Companies often create cultures quite distinct from those of their customers. Fleming and Veltman found a vivid way to close that gap: The Walter White Workshop (named after the science-teacher-turned-drug-lord on Breaking Bad). In this exercise, you ask team members to write a brief description of their favourite TV character. The result is usually a series of fun, highly detailed profiles of beloved icons.
Then you ask the team to write a similar profile of their ideal customer. It quickly becomes apparent, the authors say, that it’s “far more difficult to describe our current and prospective customers than to describe a fictional TV character.” Most companies assume they already understand their customers; an exercise like this indicates you know them on only the most superficial levels. This shock treatment makes teams more eager to learn what customers really want – and how to make things easier for them.
The authors’ key recommendation is to set up a system of “scripts.” You identify the most common areas of customer dissatisfaction, then prepare detailed scenarios so all employees know the right way to respond to every conceivable customer problem.

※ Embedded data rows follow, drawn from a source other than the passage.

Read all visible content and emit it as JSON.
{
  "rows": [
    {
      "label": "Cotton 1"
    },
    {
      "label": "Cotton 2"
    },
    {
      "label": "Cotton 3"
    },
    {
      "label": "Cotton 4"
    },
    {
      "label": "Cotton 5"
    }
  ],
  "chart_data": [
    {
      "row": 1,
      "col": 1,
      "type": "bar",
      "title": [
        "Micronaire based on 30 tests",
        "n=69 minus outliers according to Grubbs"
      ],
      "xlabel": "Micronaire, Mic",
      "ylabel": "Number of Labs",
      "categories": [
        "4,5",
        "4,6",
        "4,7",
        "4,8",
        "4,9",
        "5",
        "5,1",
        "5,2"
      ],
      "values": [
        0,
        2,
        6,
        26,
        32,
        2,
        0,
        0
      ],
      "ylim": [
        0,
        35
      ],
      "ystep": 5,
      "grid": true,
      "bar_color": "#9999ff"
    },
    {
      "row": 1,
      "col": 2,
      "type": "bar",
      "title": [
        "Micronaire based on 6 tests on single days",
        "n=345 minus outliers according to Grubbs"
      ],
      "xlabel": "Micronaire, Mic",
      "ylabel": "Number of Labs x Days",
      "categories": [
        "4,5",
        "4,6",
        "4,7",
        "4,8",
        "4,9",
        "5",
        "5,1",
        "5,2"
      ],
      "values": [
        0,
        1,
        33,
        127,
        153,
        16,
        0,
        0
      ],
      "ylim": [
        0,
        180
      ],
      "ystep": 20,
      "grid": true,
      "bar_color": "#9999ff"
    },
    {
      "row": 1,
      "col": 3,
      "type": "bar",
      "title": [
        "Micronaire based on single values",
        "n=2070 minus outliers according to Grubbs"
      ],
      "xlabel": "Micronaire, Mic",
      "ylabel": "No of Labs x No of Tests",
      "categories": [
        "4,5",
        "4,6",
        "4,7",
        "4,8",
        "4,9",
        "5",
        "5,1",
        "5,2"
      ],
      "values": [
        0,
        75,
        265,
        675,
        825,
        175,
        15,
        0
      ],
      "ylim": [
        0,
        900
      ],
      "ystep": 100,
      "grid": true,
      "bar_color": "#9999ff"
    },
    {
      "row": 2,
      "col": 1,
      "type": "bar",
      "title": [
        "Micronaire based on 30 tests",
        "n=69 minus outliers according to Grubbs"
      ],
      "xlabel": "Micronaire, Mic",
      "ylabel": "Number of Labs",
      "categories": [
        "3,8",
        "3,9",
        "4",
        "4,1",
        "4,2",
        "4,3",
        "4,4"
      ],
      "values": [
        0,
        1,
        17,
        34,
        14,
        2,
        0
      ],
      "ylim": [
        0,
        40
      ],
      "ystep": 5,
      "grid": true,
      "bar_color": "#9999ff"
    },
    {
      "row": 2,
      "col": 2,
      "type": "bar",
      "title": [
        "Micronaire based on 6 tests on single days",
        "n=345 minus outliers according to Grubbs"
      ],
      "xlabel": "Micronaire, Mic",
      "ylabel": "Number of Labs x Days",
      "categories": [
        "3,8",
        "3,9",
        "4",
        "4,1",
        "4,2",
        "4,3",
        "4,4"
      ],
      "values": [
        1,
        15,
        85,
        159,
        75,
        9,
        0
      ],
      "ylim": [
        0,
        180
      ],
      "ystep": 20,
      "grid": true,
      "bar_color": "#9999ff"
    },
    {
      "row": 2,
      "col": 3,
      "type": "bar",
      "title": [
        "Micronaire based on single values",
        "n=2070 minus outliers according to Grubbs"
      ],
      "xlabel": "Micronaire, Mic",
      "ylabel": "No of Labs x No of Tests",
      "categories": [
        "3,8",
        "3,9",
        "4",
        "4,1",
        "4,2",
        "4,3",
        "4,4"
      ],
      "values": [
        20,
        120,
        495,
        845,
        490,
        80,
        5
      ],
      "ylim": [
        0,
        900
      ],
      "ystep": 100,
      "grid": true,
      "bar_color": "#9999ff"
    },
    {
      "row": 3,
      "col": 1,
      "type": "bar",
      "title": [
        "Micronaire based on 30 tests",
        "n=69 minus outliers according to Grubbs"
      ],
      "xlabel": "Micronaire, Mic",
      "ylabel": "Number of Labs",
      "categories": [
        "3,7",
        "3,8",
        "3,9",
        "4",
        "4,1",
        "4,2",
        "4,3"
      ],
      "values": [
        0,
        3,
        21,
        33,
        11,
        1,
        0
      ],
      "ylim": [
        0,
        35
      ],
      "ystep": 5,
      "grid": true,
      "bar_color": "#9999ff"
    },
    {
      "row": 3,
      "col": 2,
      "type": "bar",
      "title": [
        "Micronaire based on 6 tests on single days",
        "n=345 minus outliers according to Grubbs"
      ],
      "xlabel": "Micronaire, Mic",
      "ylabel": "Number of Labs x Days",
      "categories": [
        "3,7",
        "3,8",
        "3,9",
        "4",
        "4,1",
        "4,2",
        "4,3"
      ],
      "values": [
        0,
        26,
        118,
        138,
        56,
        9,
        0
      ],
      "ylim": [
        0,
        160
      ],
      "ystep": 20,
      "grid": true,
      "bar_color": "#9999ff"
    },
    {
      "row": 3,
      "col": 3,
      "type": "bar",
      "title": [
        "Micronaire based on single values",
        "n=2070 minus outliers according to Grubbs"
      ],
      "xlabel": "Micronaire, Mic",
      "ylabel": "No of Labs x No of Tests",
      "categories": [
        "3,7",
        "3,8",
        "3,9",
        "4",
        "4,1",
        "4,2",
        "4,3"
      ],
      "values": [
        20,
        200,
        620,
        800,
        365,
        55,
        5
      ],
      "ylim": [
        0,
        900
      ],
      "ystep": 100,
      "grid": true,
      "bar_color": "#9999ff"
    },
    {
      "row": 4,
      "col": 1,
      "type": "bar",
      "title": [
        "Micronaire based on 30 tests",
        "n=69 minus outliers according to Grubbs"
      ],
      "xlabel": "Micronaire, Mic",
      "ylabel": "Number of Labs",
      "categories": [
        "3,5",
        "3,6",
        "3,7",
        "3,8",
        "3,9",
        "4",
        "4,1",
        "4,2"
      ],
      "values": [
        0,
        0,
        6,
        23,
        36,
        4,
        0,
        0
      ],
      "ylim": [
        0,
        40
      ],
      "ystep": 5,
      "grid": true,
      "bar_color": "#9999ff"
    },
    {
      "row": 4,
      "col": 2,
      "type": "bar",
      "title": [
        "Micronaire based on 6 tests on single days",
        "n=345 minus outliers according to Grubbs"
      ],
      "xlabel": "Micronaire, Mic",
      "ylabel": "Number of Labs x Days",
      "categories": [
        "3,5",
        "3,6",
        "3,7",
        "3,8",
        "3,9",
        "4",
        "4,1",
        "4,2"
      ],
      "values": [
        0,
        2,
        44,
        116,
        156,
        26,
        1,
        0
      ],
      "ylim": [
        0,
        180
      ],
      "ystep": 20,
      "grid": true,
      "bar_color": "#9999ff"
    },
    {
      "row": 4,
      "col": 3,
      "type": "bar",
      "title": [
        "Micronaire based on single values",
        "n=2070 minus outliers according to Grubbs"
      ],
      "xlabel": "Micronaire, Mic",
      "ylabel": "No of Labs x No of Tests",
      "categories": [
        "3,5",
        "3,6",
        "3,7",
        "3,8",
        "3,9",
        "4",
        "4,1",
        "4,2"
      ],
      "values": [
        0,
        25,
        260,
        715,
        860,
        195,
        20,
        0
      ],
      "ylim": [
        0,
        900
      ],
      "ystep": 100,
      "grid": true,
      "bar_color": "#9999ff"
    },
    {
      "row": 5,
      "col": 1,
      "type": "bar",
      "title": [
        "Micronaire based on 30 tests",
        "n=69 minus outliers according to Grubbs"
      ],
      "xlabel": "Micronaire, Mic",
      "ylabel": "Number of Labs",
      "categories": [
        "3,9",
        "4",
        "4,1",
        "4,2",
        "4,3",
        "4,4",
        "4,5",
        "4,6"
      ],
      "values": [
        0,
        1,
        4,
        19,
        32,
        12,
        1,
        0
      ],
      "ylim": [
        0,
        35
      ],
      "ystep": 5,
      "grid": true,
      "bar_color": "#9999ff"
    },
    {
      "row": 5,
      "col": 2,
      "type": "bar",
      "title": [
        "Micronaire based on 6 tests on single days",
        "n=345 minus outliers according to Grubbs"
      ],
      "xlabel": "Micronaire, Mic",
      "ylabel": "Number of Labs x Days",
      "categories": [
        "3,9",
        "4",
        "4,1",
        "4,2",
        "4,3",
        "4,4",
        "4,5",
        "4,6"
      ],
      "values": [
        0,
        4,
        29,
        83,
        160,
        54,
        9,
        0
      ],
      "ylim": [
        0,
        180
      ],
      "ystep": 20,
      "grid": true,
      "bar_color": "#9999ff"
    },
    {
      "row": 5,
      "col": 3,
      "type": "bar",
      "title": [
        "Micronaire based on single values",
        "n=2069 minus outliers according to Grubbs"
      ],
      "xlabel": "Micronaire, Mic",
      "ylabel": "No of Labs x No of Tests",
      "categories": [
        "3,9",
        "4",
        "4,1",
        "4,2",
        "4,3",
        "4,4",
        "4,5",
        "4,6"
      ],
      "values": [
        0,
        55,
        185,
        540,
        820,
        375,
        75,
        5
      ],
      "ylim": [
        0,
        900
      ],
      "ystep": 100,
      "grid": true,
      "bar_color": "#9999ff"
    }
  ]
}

This system seems to me too formal and comprehensive for most SMEs. But it certainly offers a way to address the difficult customers issue once and for all.
Here’s a simpler approach you may find more doable. When you encounter troublesome customers, the authors recommend a three-step process to be mastered and executed by the organization to “renegotiate the terms of your relationship.”
— Identify a behaviour that is causing friction with customers
— Identify what would have to change in order to make you want to continue serving that customer
— Communicate the required changes to the customer, and enforce the terms of the new relationship.
If a customer initiates too many costly returns, for example, this process might encourage you to “fire” them. Gut reaction tells you this will impact sales volumes – but sober analysis may reveal your profits will rise.
The authors conclude by offering a handy “universal law” to help your whole team know how to handle any customer interaction: “Do everything within your power to make the current customer feel special.” Empower your people to act spontaneously, creatively and memorably. Customers find it hard to be difficult when you behave as though they matter.
• Rick Spence is a writer, consultant and speaker specializing in entrepreneurship.